The goal is the development of efficient algorithms for signal decomposition and processing exploiting the mathematical tools developed in the work packages Localization Measures, Construction of Minimizers and Frames and Signal Expansions. We shall develop, analyse, implement and test algorithms for computing the transforms associated to waveform systems, for obtaining optimal signal expansions with respect to these systems, and for solving standard benchmark problems. A main objective is to come out with algorithms and implementations that outperform state of the art methods for these benchmark test problems. Another main goal is to provide efficient and portable implementations, that will be made available to all groups of the consortium for testing, in particular in view of GPU Implementation and 3D MALDI Imaging developments.

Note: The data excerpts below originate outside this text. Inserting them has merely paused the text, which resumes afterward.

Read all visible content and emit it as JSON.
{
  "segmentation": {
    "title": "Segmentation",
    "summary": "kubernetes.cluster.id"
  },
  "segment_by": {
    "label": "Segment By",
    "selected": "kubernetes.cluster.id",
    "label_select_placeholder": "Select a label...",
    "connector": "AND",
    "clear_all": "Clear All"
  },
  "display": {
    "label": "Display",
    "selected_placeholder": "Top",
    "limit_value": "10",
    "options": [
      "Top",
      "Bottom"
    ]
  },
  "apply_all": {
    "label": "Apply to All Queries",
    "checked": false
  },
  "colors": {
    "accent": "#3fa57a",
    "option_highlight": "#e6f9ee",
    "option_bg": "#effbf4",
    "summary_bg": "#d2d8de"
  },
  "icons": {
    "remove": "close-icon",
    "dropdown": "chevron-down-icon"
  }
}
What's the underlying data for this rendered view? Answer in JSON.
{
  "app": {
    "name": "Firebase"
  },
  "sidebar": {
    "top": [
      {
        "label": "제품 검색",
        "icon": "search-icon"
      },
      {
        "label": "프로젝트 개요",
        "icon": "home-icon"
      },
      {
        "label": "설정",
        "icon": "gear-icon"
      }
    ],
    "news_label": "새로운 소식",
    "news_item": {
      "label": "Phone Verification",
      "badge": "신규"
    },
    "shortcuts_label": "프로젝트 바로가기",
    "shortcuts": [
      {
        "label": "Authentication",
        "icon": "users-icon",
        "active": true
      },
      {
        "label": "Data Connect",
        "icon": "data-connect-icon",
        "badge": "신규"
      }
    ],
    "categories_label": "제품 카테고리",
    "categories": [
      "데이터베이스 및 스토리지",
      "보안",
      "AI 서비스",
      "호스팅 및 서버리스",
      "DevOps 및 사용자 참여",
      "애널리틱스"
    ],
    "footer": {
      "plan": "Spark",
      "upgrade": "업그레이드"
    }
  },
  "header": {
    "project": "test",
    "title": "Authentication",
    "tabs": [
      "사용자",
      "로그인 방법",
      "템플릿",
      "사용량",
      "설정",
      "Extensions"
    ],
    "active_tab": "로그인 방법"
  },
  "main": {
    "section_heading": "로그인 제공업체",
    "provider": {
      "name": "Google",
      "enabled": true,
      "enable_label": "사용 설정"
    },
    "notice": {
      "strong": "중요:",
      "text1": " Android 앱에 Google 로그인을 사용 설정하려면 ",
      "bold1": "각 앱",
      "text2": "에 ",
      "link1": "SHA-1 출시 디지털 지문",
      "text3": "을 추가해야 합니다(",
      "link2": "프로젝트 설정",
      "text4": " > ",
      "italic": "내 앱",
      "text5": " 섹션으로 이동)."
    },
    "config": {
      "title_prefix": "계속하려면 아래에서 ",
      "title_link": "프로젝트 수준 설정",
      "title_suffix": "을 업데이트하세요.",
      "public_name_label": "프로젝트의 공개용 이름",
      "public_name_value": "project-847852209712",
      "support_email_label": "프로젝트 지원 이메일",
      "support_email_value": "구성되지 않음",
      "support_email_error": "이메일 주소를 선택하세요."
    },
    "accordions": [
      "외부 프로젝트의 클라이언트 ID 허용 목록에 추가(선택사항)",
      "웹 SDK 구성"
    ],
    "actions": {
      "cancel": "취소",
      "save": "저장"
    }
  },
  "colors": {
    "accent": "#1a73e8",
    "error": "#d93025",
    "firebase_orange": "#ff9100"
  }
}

We have the following aims:
- Transform / Synthesis: The frames and dictionaries constructed in UNLocX form the building blocks for efficient representations of data. But putting them to use requires efficient algorithms to compute analysis coefficients and, similarly, to reconstruct or approximate signals from coefficients. In particular we will focus on algorithms devoted to signals and images leveraging the structure and invariance properties provided by phase-space discretizations to perform fast computations (for example FFT- or DWT-based).
- Coding and sparsity concepts: The representations systems developed in UNLocX will be particularly suited to generate sparse representation thanks to optimal localization properties. We aim at leveraging the expected sparsity of localized frames provided in UNLocX for coding, de-noising and restoration purposes.
- Bechmark test: To provide a comprehensive means of testing the algorithms developed in UNLocX we propose to build an evaluation and testing framework.